Für die Prognose einer Verfolgung der Kläger durch die staatlichen bzw. staatsähnlichen Selbstverwaltungsorgane in Berg-Karabach ist auf den Maßstab beachtlicher Wahrscheinlichkeit abzustellen. Denn insoweit sind die Kläger nicht vorverfolgt. Die Maßstabserleichterung ,hinreichender Sicherheit vor erneuter Verfolgung (durch die Republik Aserbaidschan) greift deshalb nicht ein. Als ethnischer Armenier muss der Kläger zu 1) nicht mit Benachteiligungen wegen seiner Volkszugehörigkeit durch die Selbstverwaltungsorgane in Berg-Karabach rechnen. Das gilt im Ergebnis auch für die Befürchtungen der Klägerin zu 2) und ihrer Kinder, wegen ihres aserisch-stämmigen Vaters bzw. Großvaters in dem Gebiet Berg-Karabach von den dortigen Machthabern verfolgt zu werden.

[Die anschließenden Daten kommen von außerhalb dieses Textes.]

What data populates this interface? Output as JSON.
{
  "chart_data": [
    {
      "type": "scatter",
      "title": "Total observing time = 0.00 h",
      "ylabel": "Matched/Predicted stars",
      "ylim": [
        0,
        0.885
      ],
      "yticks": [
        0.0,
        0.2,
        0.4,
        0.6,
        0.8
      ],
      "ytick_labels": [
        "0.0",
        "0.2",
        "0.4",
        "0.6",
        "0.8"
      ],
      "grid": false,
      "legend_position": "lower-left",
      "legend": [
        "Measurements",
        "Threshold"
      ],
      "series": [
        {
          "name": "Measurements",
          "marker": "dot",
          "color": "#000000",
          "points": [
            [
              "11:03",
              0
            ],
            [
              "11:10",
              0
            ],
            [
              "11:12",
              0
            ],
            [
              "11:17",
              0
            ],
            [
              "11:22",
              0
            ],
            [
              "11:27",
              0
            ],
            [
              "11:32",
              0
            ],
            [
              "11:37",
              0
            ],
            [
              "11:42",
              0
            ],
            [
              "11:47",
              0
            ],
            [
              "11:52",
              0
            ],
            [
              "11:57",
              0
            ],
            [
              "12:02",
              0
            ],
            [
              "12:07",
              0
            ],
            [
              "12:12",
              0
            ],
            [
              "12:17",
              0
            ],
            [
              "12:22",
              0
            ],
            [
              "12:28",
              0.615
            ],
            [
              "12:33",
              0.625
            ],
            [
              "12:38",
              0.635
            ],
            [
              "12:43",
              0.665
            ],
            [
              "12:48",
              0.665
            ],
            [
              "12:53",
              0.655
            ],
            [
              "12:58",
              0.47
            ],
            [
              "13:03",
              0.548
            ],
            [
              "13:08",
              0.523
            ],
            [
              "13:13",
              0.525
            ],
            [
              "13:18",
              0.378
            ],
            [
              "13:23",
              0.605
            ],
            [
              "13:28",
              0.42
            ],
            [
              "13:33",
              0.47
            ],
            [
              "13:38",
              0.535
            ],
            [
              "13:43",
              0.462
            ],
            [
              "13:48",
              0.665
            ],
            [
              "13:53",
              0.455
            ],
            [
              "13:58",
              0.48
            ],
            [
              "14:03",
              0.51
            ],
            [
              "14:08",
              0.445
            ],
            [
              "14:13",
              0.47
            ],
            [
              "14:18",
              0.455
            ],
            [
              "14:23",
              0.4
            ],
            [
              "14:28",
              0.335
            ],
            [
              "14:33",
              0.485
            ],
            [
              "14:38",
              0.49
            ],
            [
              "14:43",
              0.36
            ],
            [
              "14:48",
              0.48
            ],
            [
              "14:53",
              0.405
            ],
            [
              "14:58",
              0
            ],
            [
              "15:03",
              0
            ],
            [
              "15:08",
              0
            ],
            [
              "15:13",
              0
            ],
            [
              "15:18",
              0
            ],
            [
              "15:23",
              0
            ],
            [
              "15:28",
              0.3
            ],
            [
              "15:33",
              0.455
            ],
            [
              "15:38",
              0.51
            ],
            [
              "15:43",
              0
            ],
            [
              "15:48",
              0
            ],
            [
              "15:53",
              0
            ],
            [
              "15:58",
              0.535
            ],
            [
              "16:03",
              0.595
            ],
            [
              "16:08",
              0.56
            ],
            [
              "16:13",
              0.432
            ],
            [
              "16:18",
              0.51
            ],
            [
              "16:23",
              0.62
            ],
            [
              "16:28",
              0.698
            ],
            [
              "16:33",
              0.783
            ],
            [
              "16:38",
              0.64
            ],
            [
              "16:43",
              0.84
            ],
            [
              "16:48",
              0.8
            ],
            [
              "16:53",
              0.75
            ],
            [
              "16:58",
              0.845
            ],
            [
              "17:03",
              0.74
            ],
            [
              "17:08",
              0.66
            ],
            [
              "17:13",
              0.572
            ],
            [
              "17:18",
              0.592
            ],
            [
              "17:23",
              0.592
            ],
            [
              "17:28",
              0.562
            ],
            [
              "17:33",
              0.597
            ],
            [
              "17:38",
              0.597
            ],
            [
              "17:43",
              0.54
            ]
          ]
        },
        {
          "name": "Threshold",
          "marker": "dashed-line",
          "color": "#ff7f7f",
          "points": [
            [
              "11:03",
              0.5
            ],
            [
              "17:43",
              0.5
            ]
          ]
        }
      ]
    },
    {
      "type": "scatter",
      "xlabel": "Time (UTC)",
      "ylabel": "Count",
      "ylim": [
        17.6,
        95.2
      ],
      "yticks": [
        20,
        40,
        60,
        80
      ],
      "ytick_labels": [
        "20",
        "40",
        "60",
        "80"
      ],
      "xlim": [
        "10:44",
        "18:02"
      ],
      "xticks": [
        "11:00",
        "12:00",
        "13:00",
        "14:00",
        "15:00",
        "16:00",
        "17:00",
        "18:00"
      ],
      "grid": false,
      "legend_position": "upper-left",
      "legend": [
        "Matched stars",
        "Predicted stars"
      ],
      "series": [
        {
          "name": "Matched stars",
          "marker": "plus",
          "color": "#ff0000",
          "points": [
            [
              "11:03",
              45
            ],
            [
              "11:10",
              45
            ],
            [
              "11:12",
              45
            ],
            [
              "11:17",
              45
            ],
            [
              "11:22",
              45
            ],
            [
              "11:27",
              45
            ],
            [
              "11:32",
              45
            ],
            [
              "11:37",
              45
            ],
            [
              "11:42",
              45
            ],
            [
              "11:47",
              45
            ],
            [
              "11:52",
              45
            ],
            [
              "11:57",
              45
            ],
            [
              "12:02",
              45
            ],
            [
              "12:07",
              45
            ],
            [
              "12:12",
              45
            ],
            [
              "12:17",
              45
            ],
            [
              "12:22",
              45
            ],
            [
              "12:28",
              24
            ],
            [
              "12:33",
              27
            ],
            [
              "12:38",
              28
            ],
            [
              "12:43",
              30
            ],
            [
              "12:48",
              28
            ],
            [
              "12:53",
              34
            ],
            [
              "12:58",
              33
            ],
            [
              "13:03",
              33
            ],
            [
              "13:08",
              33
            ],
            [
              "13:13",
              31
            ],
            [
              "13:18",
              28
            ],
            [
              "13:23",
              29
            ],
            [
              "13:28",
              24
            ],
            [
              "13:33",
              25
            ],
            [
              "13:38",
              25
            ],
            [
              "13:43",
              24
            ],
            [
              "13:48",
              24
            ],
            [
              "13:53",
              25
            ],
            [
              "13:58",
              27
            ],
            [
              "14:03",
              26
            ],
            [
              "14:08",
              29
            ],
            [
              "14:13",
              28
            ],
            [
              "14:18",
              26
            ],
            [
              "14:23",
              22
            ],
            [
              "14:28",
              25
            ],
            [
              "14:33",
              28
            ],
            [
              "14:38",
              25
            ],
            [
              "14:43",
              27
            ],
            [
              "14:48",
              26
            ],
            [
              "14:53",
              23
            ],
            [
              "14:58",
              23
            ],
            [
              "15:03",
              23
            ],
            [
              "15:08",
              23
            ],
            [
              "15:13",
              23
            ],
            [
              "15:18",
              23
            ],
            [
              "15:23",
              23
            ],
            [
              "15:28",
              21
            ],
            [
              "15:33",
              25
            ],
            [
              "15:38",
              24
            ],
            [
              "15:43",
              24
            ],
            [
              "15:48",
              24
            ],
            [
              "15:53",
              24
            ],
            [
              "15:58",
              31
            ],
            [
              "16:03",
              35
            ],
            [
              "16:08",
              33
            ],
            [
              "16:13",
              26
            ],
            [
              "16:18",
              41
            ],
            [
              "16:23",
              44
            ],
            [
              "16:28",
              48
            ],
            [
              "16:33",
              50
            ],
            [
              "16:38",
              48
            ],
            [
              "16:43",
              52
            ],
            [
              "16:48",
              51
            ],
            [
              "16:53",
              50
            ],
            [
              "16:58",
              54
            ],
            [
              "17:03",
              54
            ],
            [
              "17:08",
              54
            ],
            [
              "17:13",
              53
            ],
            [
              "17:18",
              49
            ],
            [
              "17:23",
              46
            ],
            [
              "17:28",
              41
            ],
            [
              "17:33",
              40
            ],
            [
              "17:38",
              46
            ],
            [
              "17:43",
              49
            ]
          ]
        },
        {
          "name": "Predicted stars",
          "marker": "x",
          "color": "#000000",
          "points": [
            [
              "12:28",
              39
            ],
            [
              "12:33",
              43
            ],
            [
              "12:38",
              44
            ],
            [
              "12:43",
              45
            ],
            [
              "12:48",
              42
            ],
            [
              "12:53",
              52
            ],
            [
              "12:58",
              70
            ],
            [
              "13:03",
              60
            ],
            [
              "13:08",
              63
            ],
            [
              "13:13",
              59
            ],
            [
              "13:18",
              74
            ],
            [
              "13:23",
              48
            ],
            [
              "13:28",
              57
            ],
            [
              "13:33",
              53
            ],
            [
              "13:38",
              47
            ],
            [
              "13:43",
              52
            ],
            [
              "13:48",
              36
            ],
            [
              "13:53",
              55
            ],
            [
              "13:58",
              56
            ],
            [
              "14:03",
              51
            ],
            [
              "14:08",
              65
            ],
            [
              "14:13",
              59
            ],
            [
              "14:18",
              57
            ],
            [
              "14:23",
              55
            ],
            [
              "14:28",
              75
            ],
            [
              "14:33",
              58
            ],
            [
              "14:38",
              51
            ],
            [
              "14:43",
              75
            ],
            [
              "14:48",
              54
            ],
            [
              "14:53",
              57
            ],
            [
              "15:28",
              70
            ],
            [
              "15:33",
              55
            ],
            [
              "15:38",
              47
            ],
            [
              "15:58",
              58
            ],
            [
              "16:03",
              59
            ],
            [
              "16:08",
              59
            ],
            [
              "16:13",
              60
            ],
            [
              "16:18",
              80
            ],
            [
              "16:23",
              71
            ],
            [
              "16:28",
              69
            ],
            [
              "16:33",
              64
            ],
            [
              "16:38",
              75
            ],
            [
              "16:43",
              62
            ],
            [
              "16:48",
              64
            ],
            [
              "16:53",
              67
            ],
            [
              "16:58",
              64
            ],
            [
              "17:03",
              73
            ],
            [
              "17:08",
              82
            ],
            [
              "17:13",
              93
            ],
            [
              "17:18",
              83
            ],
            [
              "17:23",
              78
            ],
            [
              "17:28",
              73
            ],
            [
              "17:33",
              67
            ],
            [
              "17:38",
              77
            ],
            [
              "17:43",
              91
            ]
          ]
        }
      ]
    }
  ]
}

Auch andere existenzbedrohende Gefahren bestehen für die Kläger in Berg-Karabach nicht mit beachtlicher Wahrscheinlichkeit. Insbesondere kann nicht davon ausgegangen werden, dass sich die Kläger dort das Lebensnotwendige weder erarbeiten noch sonst wie beschaffen können.

Die Annahme einer innerstaatlichen Fluchtalternative scheitert auch nicht an der fehlenden Erreichbarkeit Berg-Karabachs. In dieses Gebiet gelangt man - von Deutschland aus - gefahrlos über Armenien (Bundesamt, Armenien - Information, Stand: Juli 2001).